Re: Easily reproducible deadlock on 5.4-rc4 with cifsInodeInfo.lock_sem semaphore after network disruption or smb restart

David Wysochanski <dwysocha@xxxxxxxxxx> · Tue, 22 Oct 2019 12:43:26 -0400

On Tue, Oct 22, 2019 at 12:09 PM Pavel Shilovsky <piastryyy@xxxxxxxxx> wrote:
>
> пн, 21 окт. 2019 г. в 20:05, David Wysochanski <dwysocha@xxxxxxxxxx>:
> > > ? If yes, then we can create another work queue that will be
> > > re-locking files that have been re-opened. In this case
> > > cifs_reopen_file will simply submit the "re-lock" request to the queue
> > > without the need to grab the lock one more time.
> > >
> > I think you're approach of a work queue may work but it would have to
> > be on a per-pid basis, as would any solution.
>
> Why do you think we should have a queue per pid?

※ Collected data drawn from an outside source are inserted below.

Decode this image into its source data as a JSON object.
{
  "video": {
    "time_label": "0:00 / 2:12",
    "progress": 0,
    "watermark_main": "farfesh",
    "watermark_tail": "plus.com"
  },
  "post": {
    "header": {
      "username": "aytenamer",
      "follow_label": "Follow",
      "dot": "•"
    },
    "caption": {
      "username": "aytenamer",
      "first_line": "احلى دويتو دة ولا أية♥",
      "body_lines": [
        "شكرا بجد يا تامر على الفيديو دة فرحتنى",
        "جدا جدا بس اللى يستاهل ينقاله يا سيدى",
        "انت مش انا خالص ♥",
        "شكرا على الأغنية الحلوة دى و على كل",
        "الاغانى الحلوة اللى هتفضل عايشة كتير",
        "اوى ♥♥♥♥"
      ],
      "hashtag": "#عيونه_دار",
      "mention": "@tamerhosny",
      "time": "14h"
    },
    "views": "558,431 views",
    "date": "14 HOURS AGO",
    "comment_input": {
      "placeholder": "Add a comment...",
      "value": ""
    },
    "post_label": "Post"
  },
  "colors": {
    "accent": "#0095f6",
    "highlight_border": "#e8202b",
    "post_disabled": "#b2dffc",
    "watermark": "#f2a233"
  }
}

What are possible
> problems to have a single queue per SMB connection or Share (Tree)
> connection?
>

What you're proposing may work but would have to see the code and how
lock_sem would be used.  If you're serializing the relocking to only
one pid it should be fine.

I can describe what I tried (attached patch) and why it did not work.
Here's the problem code path.  Note that down_read(lock_sem) #2 is
only a problem if down_write(lock_sem) happens between #1 and #2, but
we're trying to avoid #2 to avoid the deadlock.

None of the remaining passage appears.